A Birthday to Remember
It was a very special 95th birthday for World War II veteran Arnold Kimber when he came face to face with a fellow veteran; the National Army Museum’s Sherman Tank.
Trooper Kimber served as a Sherman driver during the war and travelled to the museum to see the only Sherman tank on public display in New Zealand.
Together with his son John, Kimber flew up from Blenheim to Taupo and then drove down to spend several hours viewing the different displays and exhibitions at the National Army Museum.
Kimber was a motor mechanic by trade from Christchurch and, therefore, perfectly suited to the role of tank driver, whose responsibility it was to look after the tank’s motor and tracks.

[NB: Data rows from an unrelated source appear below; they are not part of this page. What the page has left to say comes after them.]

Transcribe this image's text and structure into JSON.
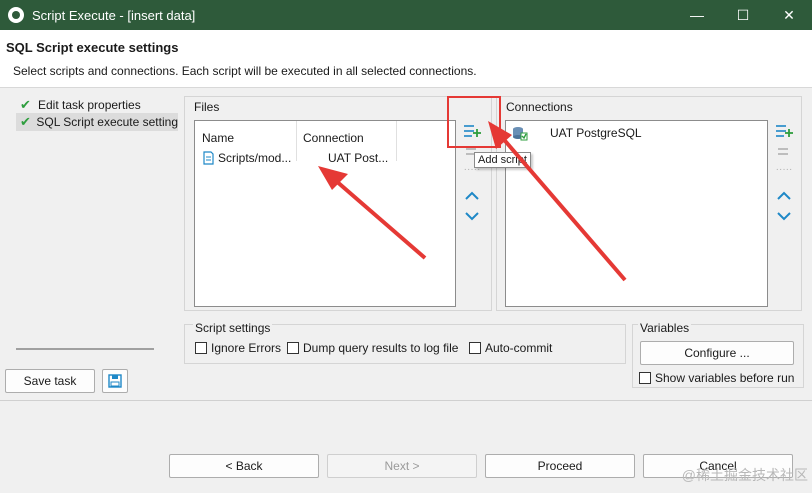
{
  "window": {
    "title": "Script Execute - [insert data]",
    "minimize": "—",
    "maximize": "☐",
    "close": "✕"
  },
  "header": {
    "title": "SQL Script execute settings",
    "description": "Select scripts and connections. Each script will be executed in all selected connections."
  },
  "nav": {
    "items": [
      {
        "label": "Edit task properties",
        "selected": false
      },
      {
        "label": "SQL Script execute setting",
        "selected": true
      }
    ]
  },
  "left_buttons": {
    "save_task": "Save task"
  },
  "files": {
    "label": "Files",
    "columns": [
      "Name",
      "Connection"
    ],
    "rows": [
      {
        "name": "Scripts/mod...",
        "connection": "UAT Post..."
      }
    ]
  },
  "connections": {
    "label": "Connections",
    "items": [
      {
        "name": "UAT PostgreSQL"
      }
    ]
  },
  "tooltip": "Add script",
  "script_settings": {
    "label": "Script settings",
    "ignore_errors": "Ignore Errors",
    "dump_results": "Dump query results to log file",
    "auto_commit": "Auto-commit"
  },
  "variables": {
    "label": "Variables",
    "configure": "Configure ...",
    "show_before_run": "Show variables before run"
  },
  "footer": {
    "back": "< Back",
    "next": "Next >",
    "proceed": "Proceed",
    "cancel": "Cancel"
  },
  "watermark": "@稀土掘金技术社区",
  "icons": [
    "app-logo-icon",
    "check-icon",
    "script-file-icon",
    "add-script-icon",
    "remove-icon",
    "move-up-icon",
    "move-down-icon",
    "database-icon",
    "save-icon",
    "window-controls"
  ],
  "colors": {
    "titlebar": "#2e5a3a",
    "accent": "#1e88c7",
    "check": "#2e9e3e",
    "annotation": "#e53935"
  }
}
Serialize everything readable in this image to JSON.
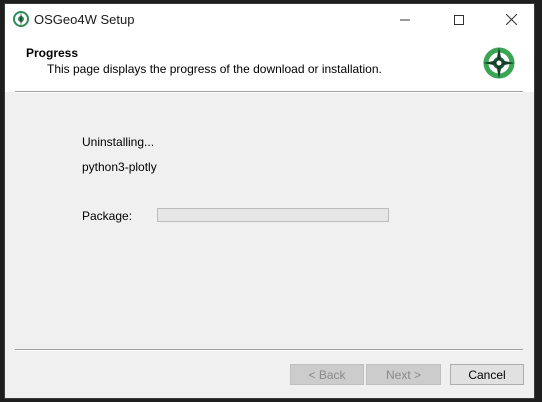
{
  "window": {
    "title": "OSGeo4W Setup"
  },
  "header": {
    "title": "Progress",
    "subtitle": "This page displays the progress of the download or installation."
  },
  "progress": {
    "action_text": "Uninstalling...",
    "item_text": "python3-plotly",
    "package_label": "Package:",
    "package_fraction": 0
  },
  "buttons": {
    "back_label": "< Back",
    "next_label": "Next >",
    "cancel_label": "Cancel"
  },
  "icons": {
    "title_icon": "osgeo-logo-icon",
    "header_logo": "osgeo-logo-icon",
    "minimize": "minimize-icon",
    "maximize": "maximize-icon",
    "close": "close-icon"
  }
}
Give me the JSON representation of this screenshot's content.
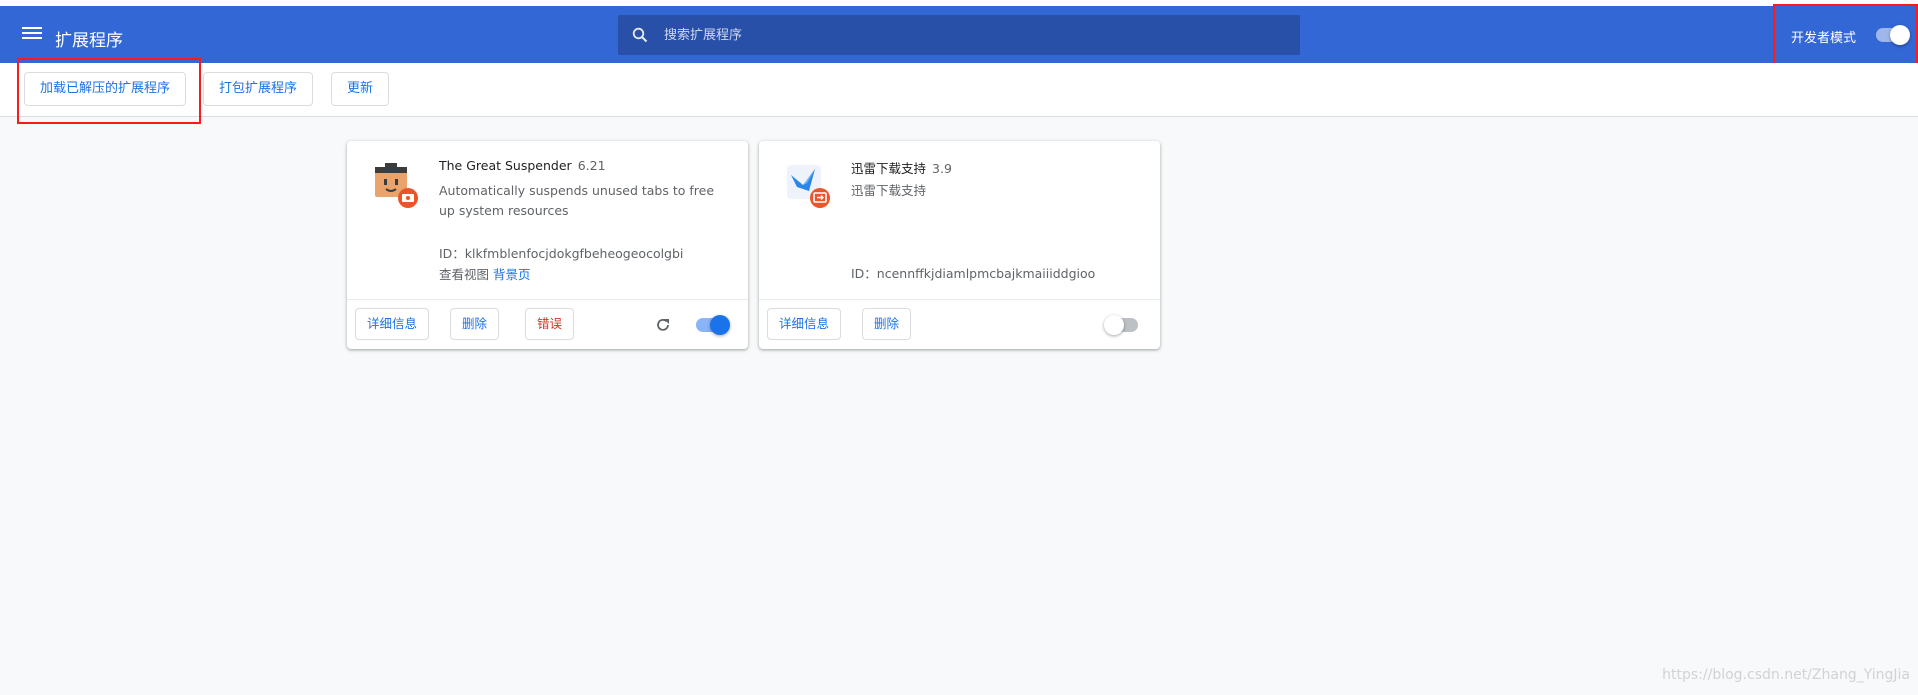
{
  "header": {
    "title": "扩展程序",
    "search_placeholder": "搜索扩展程序",
    "dev_mode_label": "开发者模式",
    "dev_mode_enabled": true
  },
  "toolbar": {
    "load_unpacked": "加载已解压的扩展程序",
    "pack": "打包扩展程序",
    "update": "更新"
  },
  "extensions": [
    {
      "name": "The Great Suspender",
      "version": "6.21",
      "description": "Automatically suspends unused tabs to free up system resources",
      "id": "ID：klkfmblenfocjdokgfbeheogeocolgbi",
      "inspect_label": "查看视图",
      "inspect_link": "背景页",
      "details": "详细信息",
      "remove": "删除",
      "errors": "错误",
      "enabled": true
    },
    {
      "name": "迅雷下载支持",
      "version": "3.9",
      "description": "迅雷下载支持",
      "id": "ID：ncennffkjdiamlpmcbajkmaiiiddgioo",
      "details": "详细信息",
      "remove": "删除",
      "enabled": false
    }
  ],
  "watermark": "https://blog.csdn.net/Zhang_YingJia",
  "colors": {
    "header": "#3367d6",
    "search_bg": "#2850a9",
    "accent": "#1a73e8",
    "error": "#d93025",
    "highlight": "#ff1a1a"
  }
}
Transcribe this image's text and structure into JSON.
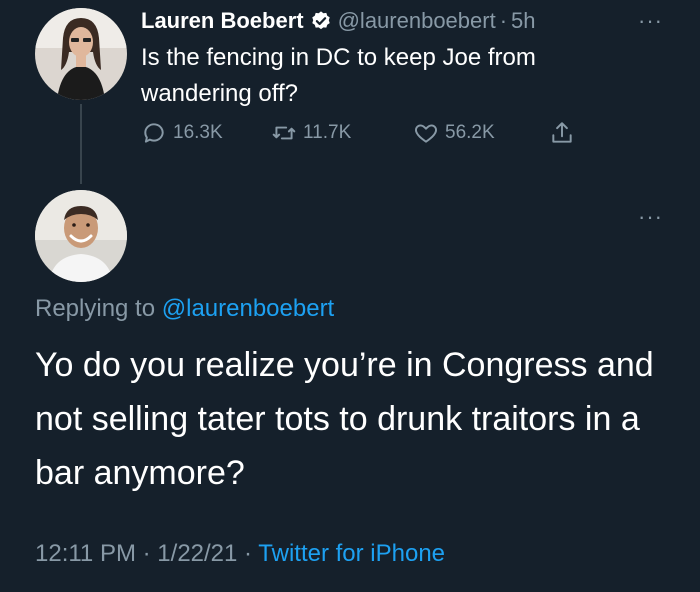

He was drafted into the Army early in 1941 and was sent overseas to Egypt with the 8th Reinforcements to the 2nd NZ Division. He departed New Zealand in late 1942 on the Aquatania and started his campaign at Maadi Camp training during the formation of the 4th Armoured Brigade. He served in all the battles the NZ Division fought in Italy, serving with HQ Troop, C Squadron of the 18th Armoured Regiment. Kimber recalled one incident near Cassino where they had to abandon their tank after being badly hit by enemy fire which claimed the life of the gunner and where Kimber lost a finger.
To ensure Kimber’s story is recorded for history, SSgt Beach of the National Army Museum will soon visit him to record a full oral account of his career.